The extent of Msh2 knockdown in the cell lines used was between ~80 and 90%. It is then possible that remaining MSH2 could have been sufficient to accomplish basic repair tasks, and though the results implicate DNA damage, the observed difference in sensitivity to Msh2 knockdown may then have resulted from other mechanisms [31]. However, we have already shown that similar residual levels of MSH2 are not sufficient to prevent knockdown induced alterations in alkylating agent or 6-thioguanine induced cytotoxicity [22]. Other studies have also shown that a decrease in MSH2 expression of similar magnitude can have functional effects. For example, transfection of shRNA against Msh2 into CCD34-Lu/hTERT cells resulted in a 35–90% reduction in MSH2 protein level. Mean telomere shortening rate was significantly greater in those shMSH2 clones having between a 50 and 90% reduction in MSH2 protein level [32]. We cannot rule out, however, that residual MSH2 protein can be active in the repair of at least some of the types of DNA damage induced by the oxidising agents used particularly as the DNA damage induced is not fully characterised.
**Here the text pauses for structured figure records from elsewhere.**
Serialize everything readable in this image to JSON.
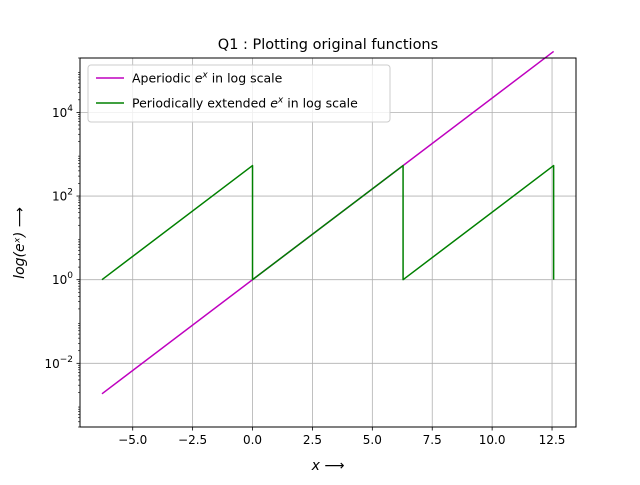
{
  "chart_data": {
    "type": "line",
    "title": "Q1 : Plotting original functions",
    "xlabel": "x ⟶",
    "ylabel": "log(eˣ) ⟶",
    "xlim": [
      -7.2,
      13.5
    ],
    "ylim": [
      0.0003,
      200000
    ],
    "y_scale": "log",
    "grid": true,
    "legend_position": "upper-left",
    "x_ticks": [
      -5.0,
      -2.5,
      0.0,
      2.5,
      5.0,
      7.5,
      10.0,
      12.5
    ],
    "x_tick_labels": [
      "−5.0",
      "−2.5",
      "0.0",
      "2.5",
      "5.0",
      "7.5",
      "10.0",
      "12.5"
    ],
    "y_ticks": [
      0.01,
      1,
      100,
      10000
    ],
    "y_tick_labels": [
      {
        "base": "10",
        "exp": "−2"
      },
      {
        "base": "10",
        "exp": "0"
      },
      {
        "base": "10",
        "exp": "2"
      },
      {
        "base": "10",
        "exp": "4"
      }
    ],
    "series": [
      {
        "name": "Aperiodic eˣ in log scale",
        "legend_prefix": "Aperiodic ",
        "legend_math": "e",
        "legend_sup": "x",
        "legend_suffix": " in log scale",
        "color": "#bf00bf",
        "x": [
          -6.2832,
          12.5664
        ],
        "y": [
          0.001867,
          286751
        ]
      },
      {
        "name": "Periodically extended eˣ in log scale",
        "legend_prefix": "Periodically extended ",
        "legend_math": "e",
        "legend_sup": "x",
        "legend_suffix": " in log scale",
        "color": "#008000",
        "x": [
          -6.2832,
          -0.0001,
          0.0001,
          6.2831,
          6.2833,
          12.5663,
          12.5664
        ],
        "y": [
          1,
          535.49,
          1,
          535.49,
          1,
          535.49,
          1
        ]
      }
    ]
  }
}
Differences between clonogenic and MTT assays have been reported previously [3335]; these differences are often compound and cell line specific and have been ascribed to differences in length of treatment allowing mechanistic differences between compounds to become apparent [33]. It is also possible that the MTT assay can reflect decreased mitochondrial function and not necessarily cell death [35]. In this study results for the MTT and clonogenic assays were consistent in three out of four cell lines following KBrO3 treatment. However, in contrast to the MTT results, the ability of the MEFs to proliferate in the presence of t-BOOH was largely unaffected by both the BER status and Msh2 status. The increased resistance to t-BOOH in BER deficient cells seen with the MTT assay was not observed in the clonogenic assay. It is possible that, in the BER deficient cells, the reduction in cell cycle arrest is temporary, and, as the cells accumulate more oxidative damage, from persistent exposure to t-BOOH, MMR-independent signals are sent for the cells to undergo apoptosis, such as from single- or double-strand DNA breaks, or that the damage is repaired by another DNA repair pathway such as nucleotide excision repair after the initial recognition by MMR. Therefore, in short-term MTT experiments a difference can be seen in cell survival, yet the cells that survive in the short-term are unable to proliferate in long-term experiments. In support of this, Chinese hamster B14 cells that survived treatment with t-BOOH were unable to proliferate after being replenished with fresh medium [29].

5. Conclusions

Results suggest the presence of MSH2 dependent and independent pathways to determine cellular toxicity induced by oxidising agents and a complex interaction between MMR and BER repair systems in determining cellular toxicity that is exposure dependent. A DNA repair gene-exposure interaction may then in humans help to determine susceptibility to ROS induced toxicity.

Conflict of Interests

The authors declare that there is no conflict of interests.

Acknowledgment

This work was funded by the European Chemical Industry Council (Grant code LRI-CC2.001-UMAN).